Mon, Jul 28, 2003 - Page 11 News List

Deadbeats take taxpayers cash and give it to China

MASSIVE DEBTS Why are Taiwanese businessmen allowed to continue ignoring their debts to state-run banks while investing heavily in ventures in China?


The banks have tried to auction off the deadbeats' collateral but have failed. In contrast, their businesses on the other side of the Strait are growing by the day. Each of them is investing large sums of money in those businesses, and none of them have borrowed money from Chinese financial institutions.

The Executive Yuan's financial reform task force is constantly reviewing how the financial institutions are disposing of their bad loans.

It has proposed an NT$600 billion financial reconstruction fund to stop the gap at the banks. One can't help but wonder: What is the reasoning behind having the entire public clean up the mess left behind by these deadbeat tycoons?

According to an investigation by Win-Win Weekly, Chen and his companies left behind debts totaling as much as NT$100 billion in Taiwan.

These include debts owed by:

-- Grand Union Construction Co Ltd (全盈隆建設), a major holding company that changed its name from Tuntex Group Construction Co (東帝士建設);

-- Tung Hua Development Corp (東華開發), which built the Daguan housing district (達觀鎮) in Hsintien City;

-- Tuntex Distinct Corp (東雲), which is chaired by Su Chih-cheng (蘇志誠);

-- Tuntex Petrochemicals Inc (東展興業), in which Chen still holds 50 percent of the shares.

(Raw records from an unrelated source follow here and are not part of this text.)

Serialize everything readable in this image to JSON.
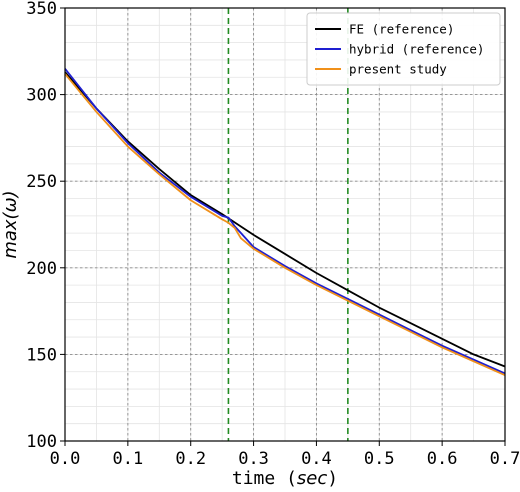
{
  "chart_data": {
    "type": "line",
    "xlabel": "time",
    "xlabel_unit": "sec",
    "ylabel": "max(ω)",
    "xlim": [
      0.0,
      0.7
    ],
    "ylim": [
      100,
      350
    ],
    "xticks": [
      0.0,
      0.1,
      0.2,
      0.3,
      0.4,
      0.5,
      0.6,
      0.7
    ],
    "xtick_labels": [
      "0.0",
      "0.1",
      "0.2",
      "0.3",
      "0.4",
      "0.5",
      "0.6",
      "0.7"
    ],
    "yticks": [
      100,
      150,
      200,
      250,
      300,
      350
    ],
    "ytick_labels": [
      "100",
      "150",
      "200",
      "250",
      "300",
      "350"
    ],
    "grid": true,
    "minor_grid": true,
    "legend_position": "top-right",
    "vertical_lines": [
      0.26,
      0.45
    ],
    "vertical_line_color": "#228b22",
    "series": [
      {
        "name": "FE (reference)",
        "color": "#000000",
        "x": [
          0.0,
          0.05,
          0.1,
          0.15,
          0.2,
          0.25,
          0.3,
          0.35,
          0.4,
          0.45,
          0.5,
          0.55,
          0.6,
          0.65,
          0.7
        ],
        "y": [
          313,
          292,
          273,
          257,
          242,
          231,
          219,
          208,
          197,
          187,
          177,
          168,
          159,
          150,
          143
        ]
      },
      {
        "name": "hybrid (reference)",
        "color": "#1f1fd0",
        "x": [
          0.0,
          0.05,
          0.1,
          0.15,
          0.2,
          0.25,
          0.26,
          0.27,
          0.28,
          0.3,
          0.35,
          0.4,
          0.45,
          0.5,
          0.55,
          0.6,
          0.65,
          0.7
        ],
        "y": [
          315,
          292,
          272,
          255,
          241,
          230,
          229,
          224,
          220,
          212,
          201,
          191,
          182,
          173,
          164,
          155,
          147,
          139
        ]
      },
      {
        "name": "present study",
        "color": "#f0901a",
        "x": [
          0.0,
          0.05,
          0.1,
          0.15,
          0.2,
          0.25,
          0.26,
          0.27,
          0.28,
          0.3,
          0.35,
          0.4,
          0.45,
          0.5,
          0.55,
          0.6,
          0.65,
          0.7
        ],
        "y": [
          312,
          290,
          270,
          254,
          239,
          228,
          226,
          223,
          217,
          211,
          200,
          190,
          181,
          172,
          163,
          154,
          146,
          138
        ]
      }
    ]
  }
}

In contrast, his businesses in China are growing by the day. For example, construction of the Donglian Mansion (東聯大廈) near Beijing's Desheng Gate has been completed. Chen's partner in that project is the "Taiwan Affairs Office" of the Beijing city government. The building also houses some city government offices. One wonders how much money Chen pumped into China to accumulate such connections and influence.

On June 13, Chen quietly arrived in Beijing from Xiamen to handle some private affairs. The Taipei District Court had issued an arrest warrant for Chen on a charge of embezzling more than NT$800 million from Tung Hua Development Corp.

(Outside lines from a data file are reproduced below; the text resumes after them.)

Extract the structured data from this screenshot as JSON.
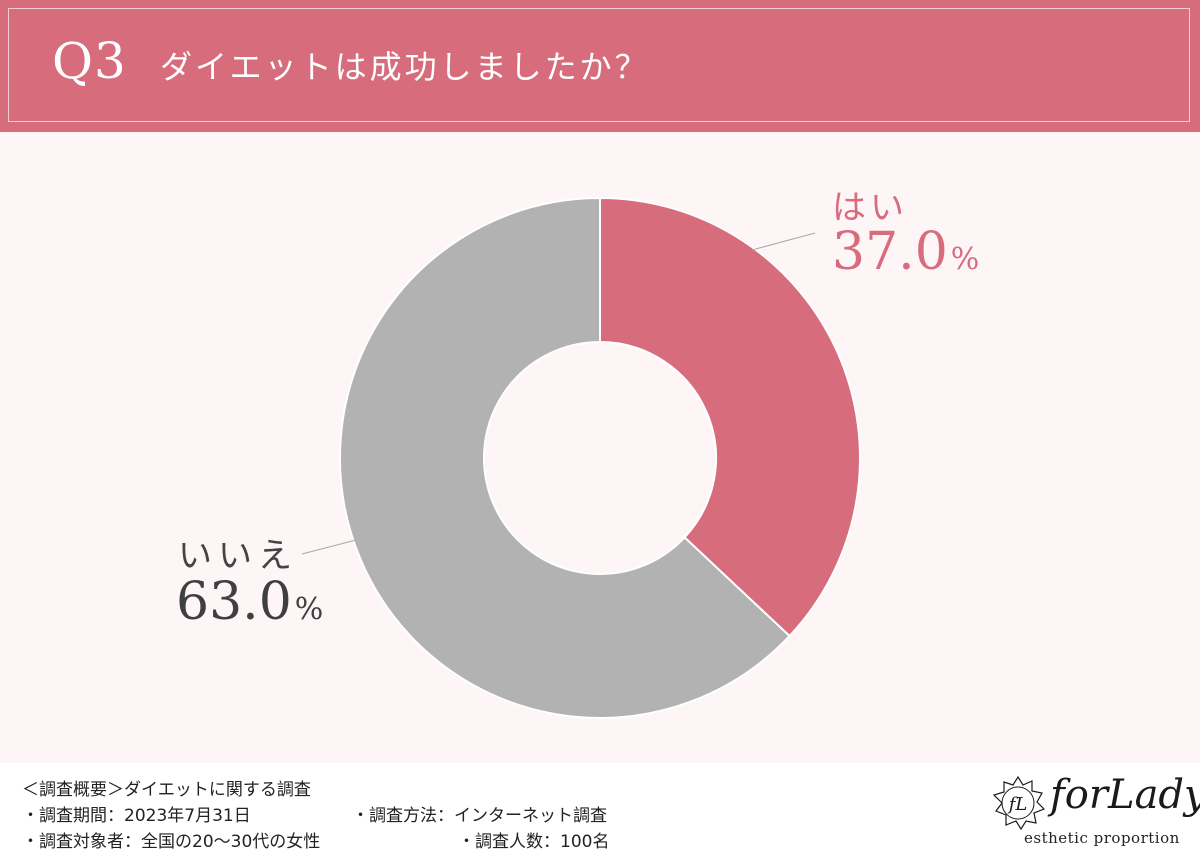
{
  "header": {
    "q_number": "Q3",
    "question": "ダイエットは成功しましたか？"
  },
  "colors": {
    "accent": "#d76c7d",
    "gray": "#b2b2b2",
    "background": "#fdf5f6"
  },
  "chart_data": {
    "type": "pie",
    "donut": true,
    "categories": [
      "はい",
      "いいえ"
    ],
    "values": [
      37.0,
      63.0
    ],
    "unit": "%",
    "colors": [
      "#d76c7d",
      "#b2b2b2"
    ],
    "labels": {
      "yes": {
        "name": "はい",
        "value": "37.0",
        "unit": "%"
      },
      "no": {
        "name": "いいえ",
        "value": "63.0",
        "unit": "%"
      }
    }
  },
  "footer": {
    "overview": "＜調査概要＞ダイエットに関する調査",
    "period": "・調査期間：2023年7月31日",
    "method": "・調査方法：インターネット調査",
    "target": "・調査対象者：全国の20〜30代の女性",
    "count": "・調査人数：100名"
  },
  "logo": {
    "monogram": "fL",
    "name": "forLady",
    "tagline": "esthetic  proportion"
  }
}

As a partner of Beijing's Taiwan affairs office, Chen naturally was given a courteous reception in Beijing. Taiwan's arrest warrant did not seem to have any effect on him.

In Taiwan, even Chen himself has said the Tuntex group now exists in name only.

Over the past few years, he has successfully divided the conglomerate into independent entities so that the good companies can avoid being encumbered by the financially unsound ones.

Chen still plans to take back a leading role any time, including at Tuntex Petrochemicals Inc, which is a major manufacturer of purified terephthalic acid that has started to turn profitable.

Chen is an influential magnate in the US, Thailand and China. In particular the Xiamen Xianglu Group, which paid more than 600 million yuan in taxes last year, has set a stable foundation for Chen to cultivate his influence in China.

Hone Shee group chairman Chang, who was bogged down by another land development project in Hsintien City, allegedly bounced almost a thousand cheques in Taiwan more than a year ago. The group's affiliated businesses and individuals have all been blacklisted by Taiwan banks.

Meanwhile, a golf course he built in the Beijing Economic and Technology Development Zone has now become an important gathering place for Beijing's political and business luminaries.

Here in Taiwan, a financial crisis have prompted banks to try several times, unsuccessfully, to auction off the Hone Shee Villa and golf course. Chang's business in Beijing, meanwhile, has blossomed and borne fruit.